Título: Fratura sectária síria se reproduz no Brasil
Autor: Chacra, Gustavo
Fonte: O Estado de São Paulo, 09/10/2011, Internacional, p. A18

Sunitas pedem fim do regime de Assad; alauitas e cristãos defendem líder

Manifestantes são reprimidos por agentes de segurança à paisana. Oposicionistas recebem ameaças de morte e são tachados de extremistas. Militantes não querem dar seus sobrenomes por medo de represálias contra parentes. Cristãos apoiam o ditador Bashar Assad por considerar que ele protege as minorias e mantém a estabilidade. A comunidade síria no Brasil - incluindo sua "maioria silenciosa" - é um microcosmo da própria Síria.

Depois de conviverem em harmonia durante décadas, cristãos e alauitas, de um lado, e sunitas, de outro, estão se polarizando no apoio e na oposição ao regime de Assad, respectivamente, à medida que o conflito na Síria ganha contornos de guerra sectária. O alinhamento não é absoluto: há sunitas que apoiam Assad e há alauitas e cristãos na oposição. Mas enquanto no discurso muitos rejeitam o sectarismo, que mergulhou o vizinho Líbano numa sangrenta guerra civil e na instabilidade política permanente, na prática os imigrantes sírios e descendentes - assim como seus parentes que ficaram na terra natal - estão em grande medida se alinhando politicamente conforme sua fé religiosa.

Um incidente ocorrido no dia 19 de julho em São Paulo exemplifica os sentimentos reais de cada grupo sobre o que se passa na Síria. O vice-chanceler, Faiçal Mekdad, veio ao Brasil agradecer o apoio do governo ao regime sírio. Depois de ser recebido no Itamaraty, foi ao Centro Cultural Árabe-Sírio, sustentado por Damasco, para reunir-se com membros das comunidades síria, libanesa e palestina de São Paulo. Na porta da entidade, na Rua Augusta, juntou-se um pequeno grupo de manifestantes, para protestar contra o regime.

Os comerciantes sírios Ehab e Mohammed, que pediram para não ter os sobrenomes publicados com medo de represálias contra seus parentes na Síria, contam que, assim que começaram a abrir as faixas com dizeres contra o regime ("Abaixo a ditadura" e "Fora, Bashar"), chegaram cerca de 20 homens à paisana, ostentando canivetes e batendo neles. Havia também um libanês, Mohammed el-Kadri, no grupo, e os agentes disseram, em árabe: "O libanês pode ir embora. Os sírios, vamos matar." Kadri telefonou para a Polícia Militar, que veio proteger os manifestantes.

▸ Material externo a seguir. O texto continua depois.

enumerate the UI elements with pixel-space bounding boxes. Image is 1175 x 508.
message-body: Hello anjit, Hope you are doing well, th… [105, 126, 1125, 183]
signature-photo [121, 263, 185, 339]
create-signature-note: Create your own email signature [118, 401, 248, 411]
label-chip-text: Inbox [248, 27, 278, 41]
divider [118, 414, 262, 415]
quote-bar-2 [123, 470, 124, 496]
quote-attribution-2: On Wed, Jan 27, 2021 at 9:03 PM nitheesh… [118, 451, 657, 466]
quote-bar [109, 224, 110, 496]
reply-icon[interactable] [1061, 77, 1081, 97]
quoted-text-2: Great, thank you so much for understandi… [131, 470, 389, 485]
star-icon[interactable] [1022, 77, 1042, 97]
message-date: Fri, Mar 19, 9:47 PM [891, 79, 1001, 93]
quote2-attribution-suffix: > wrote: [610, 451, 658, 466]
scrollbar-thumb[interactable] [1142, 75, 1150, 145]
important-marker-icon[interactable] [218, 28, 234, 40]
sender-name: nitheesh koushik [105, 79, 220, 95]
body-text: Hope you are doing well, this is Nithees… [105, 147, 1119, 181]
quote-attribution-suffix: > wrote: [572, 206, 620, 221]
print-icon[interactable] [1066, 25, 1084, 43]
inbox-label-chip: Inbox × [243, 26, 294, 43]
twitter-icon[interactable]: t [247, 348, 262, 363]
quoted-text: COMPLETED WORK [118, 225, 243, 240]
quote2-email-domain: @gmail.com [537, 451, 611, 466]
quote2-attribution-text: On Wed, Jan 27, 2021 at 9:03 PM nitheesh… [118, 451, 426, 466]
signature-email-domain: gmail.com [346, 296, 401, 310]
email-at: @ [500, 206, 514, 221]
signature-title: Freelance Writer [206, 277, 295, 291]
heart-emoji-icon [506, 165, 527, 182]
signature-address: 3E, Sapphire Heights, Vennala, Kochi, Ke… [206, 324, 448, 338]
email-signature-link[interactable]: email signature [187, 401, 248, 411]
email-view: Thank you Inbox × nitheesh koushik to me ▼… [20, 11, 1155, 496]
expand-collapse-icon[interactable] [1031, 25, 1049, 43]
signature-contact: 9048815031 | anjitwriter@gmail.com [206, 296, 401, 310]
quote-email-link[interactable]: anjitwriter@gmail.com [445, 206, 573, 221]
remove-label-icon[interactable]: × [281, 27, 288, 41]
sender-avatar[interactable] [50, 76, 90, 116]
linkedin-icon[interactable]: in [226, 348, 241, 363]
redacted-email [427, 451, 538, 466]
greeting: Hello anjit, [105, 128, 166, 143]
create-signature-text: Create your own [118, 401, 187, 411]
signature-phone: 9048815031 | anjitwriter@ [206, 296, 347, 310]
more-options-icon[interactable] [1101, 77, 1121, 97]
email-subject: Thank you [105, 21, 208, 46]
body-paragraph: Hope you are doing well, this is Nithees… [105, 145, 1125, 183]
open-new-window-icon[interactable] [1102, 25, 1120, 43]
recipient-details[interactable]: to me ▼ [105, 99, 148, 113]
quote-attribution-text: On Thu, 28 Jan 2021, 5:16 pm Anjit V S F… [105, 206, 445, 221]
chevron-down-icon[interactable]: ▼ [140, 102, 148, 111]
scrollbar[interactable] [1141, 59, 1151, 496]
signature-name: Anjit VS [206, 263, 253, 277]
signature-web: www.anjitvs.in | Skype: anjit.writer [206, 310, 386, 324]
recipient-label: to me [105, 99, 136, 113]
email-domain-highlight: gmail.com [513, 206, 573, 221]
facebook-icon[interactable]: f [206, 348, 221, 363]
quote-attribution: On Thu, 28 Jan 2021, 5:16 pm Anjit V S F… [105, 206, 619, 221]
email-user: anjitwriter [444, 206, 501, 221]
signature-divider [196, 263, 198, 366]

"Ficamos muito surpresos", lembraram os três, que são sunitas. "Estamos acostumados com o Brasil." Eles tinham plano de entrar no Centro Cultural e fazer perguntas ao vice-ministro. Não houve chance. Eduardo Felício Elias, presidente da Federação de Entidades Árabe-Brasileiras (Fearab), e Rezkalla Tuma, membro do conselho da organização, estavam dentro do Centro Cultural. Sua visão do episódio é bem diferente: "Na imprensa saiu uma nota de que extremistas foram lá tentando boicotar, mas ele falou sem problema", conta Elias. Procurado pelo Estado, o Centro Cultural não quis se pronunciar.

Filhos de pais sírios e mães libanesas, Elias e Tuma ouviram do vice-chanceler que Deraa, primeiro foco da rebelião iniciada em março, foi invadida por paquistaneses e afegãos, que queimaram o fórum e o banco da cidade. À pergunta sobre se isso significa que eram combatentes islâmicos, os dois, que são cristãos ortodoxos, disseram não saber. "Tem muita arma e muito dinheiro", afirmou Tuma, referindo-se aos rebeldes. "Forças alienígenas não têm interesse na pacificação do mundo árabe. Não vou dizer se são europeus ou Israel."